But most of them have adapted as the market changed because they had the resources to do so.
A small company has fewer resources so when adversity hits (housing crash in 2008) or the market shifts (Digital music versus record stores), those business are less likely to be able to shift.
Regarding the comments in the article on Entrepreneurs:
I think the article is using too much of the 2000's data to make a correlation to today. 2001 - 2010 was the dot com bubble, 9/11, unemployment at 9%, and the housing / financial crisis. Banks weren't lending money and people had little capital to borrow.
Compared to today: Banks are lending again, unemployment is 6.2%, people are spending and earning more, and everywhere you read about startups and entrepreneurs.

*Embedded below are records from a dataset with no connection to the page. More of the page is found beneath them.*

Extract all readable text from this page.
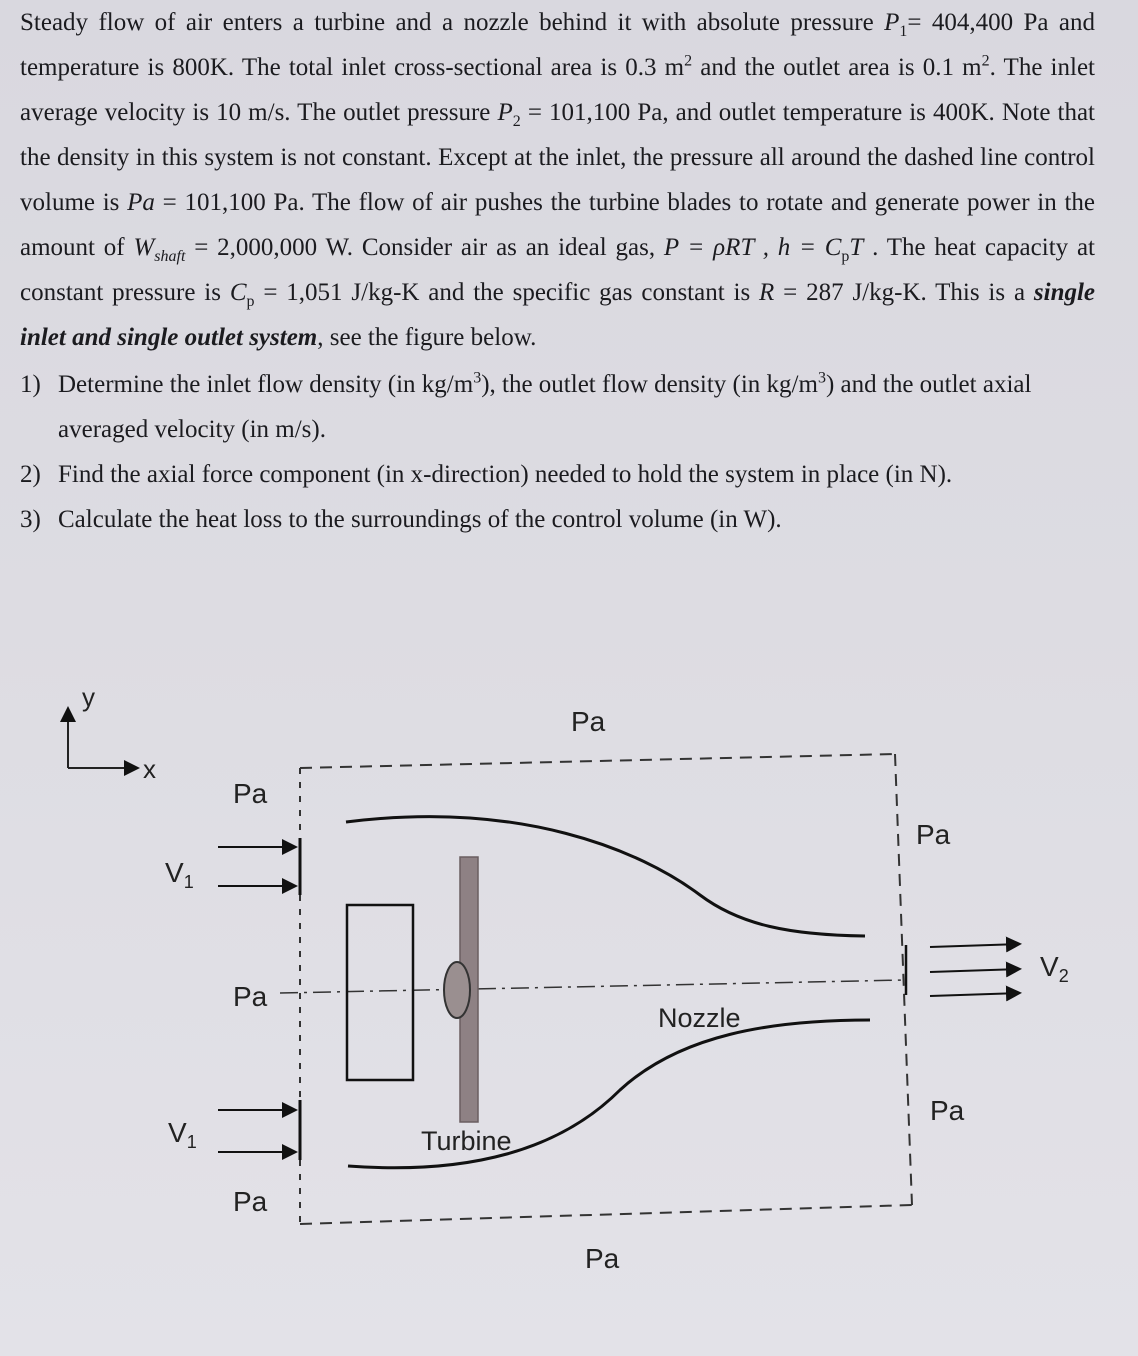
Steady flow of air enters a turbine and a nozzle behind it with absolute pressure $P_1= 404,400$ Pa and temperature is 800K. The total inlet cross-sectional area is 0.3 $m^2$ and the outlet area is 0.1 $m^2$. The inlet average velocity is 10 m/s. The outlet pressure $P_2 = 101,100$ Pa, and outlet temperature is 400K. Note that the density in this system is not constant. Except at the inlet, the pressure all around the dashed line control volume is Pa = 101,100 Pa. The flow of air pushes the turbine blades to rotate and generate power in the amount of $W_{shaft} = 2,000,000$ W. Consider air as an ideal gas, P = ρRT , $h = C_pT$ . The heat capacity at constant pressure is $C_p = 1,051$ J/kg-K and the specific gas constant is R = 287 J/kg-K. This is a single inlet and single outlet system, see the figure below.

1) Determine the inlet flow density (in $kg/m^3$), the outlet flow density (in $kg/m^3$) and the outlet axial averaged velocity (in m/s).
2) Find the axial force component (in x-direction) needed to hold the system in place (in N).
3) Calculate the heat loss to the surroundings of the control volume (in W).
y
x
Pa
Pa
Pa
Pa
Pa
Pa
Pa
$V_1$
$V_1$
$V_2$
Turbine
Nozzle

One last thing: I find it humorous when articles say that government regulations, licensure, or taxes prevent innovation and entrepreneurial activity. I have never heard somebody say "I'd totally build X but the tax incentives just aren't high enough".
GeneralMayhem|11 years ago
I read it more as "I'd totally build X but I have no idea how to do it legally or even how to learn what the legal requirements are." Much easier to work for a big company that can afford full-time lawyers.
brothe2000|11 years ago
Sometimes it's bad: Aereo Sometimes it's controversial: Uber / Lyft
But for the most part I think people act and then find out after the fact they did something wrong or not in alignment with expectations.
For example, is Soylent worried about somebody dying? Probably but that didn't stop them from doing what they are doing.
aestetix|11 years ago
It seems like you're pooling together a bunch of companies that are seeing misfortune for a variety of reasons and assuming they have all been "disrupted". Further, the context of the comment implies they were disrupted by startups, which I don't think is true at all.
I'm happy to admit I'm wrong if you can give more evidence, but this comment seems a bit misguided.
brothe2000|11 years ago
Flickr definitely contributed to Kodak failing as much as the market for digital cameras. Kodak actually had digital technology but failed to capitalize on it.
Borders may have bad management but so do startups that fail which maybe says startups need better management too? Seems like a common denominator versus differentiator?
Radio Shack closed a ton of stores and is still losing money. IBM stopped selling computers because Dell and others did it better and cheaper (Dell was a startup at one time...) and Microsoft keeps fighting for relevancy in software on all fronts.
But yeah, some of my comments weren't exactly on point. I just think that to say companies aren't disrupted is a broad paint stroke that the article didn't fully support.
layman|11 years ago
waylandsmithers|11 years ago
aestra|11 years ago
The irony there is a lot of them started out as disruptors themselves!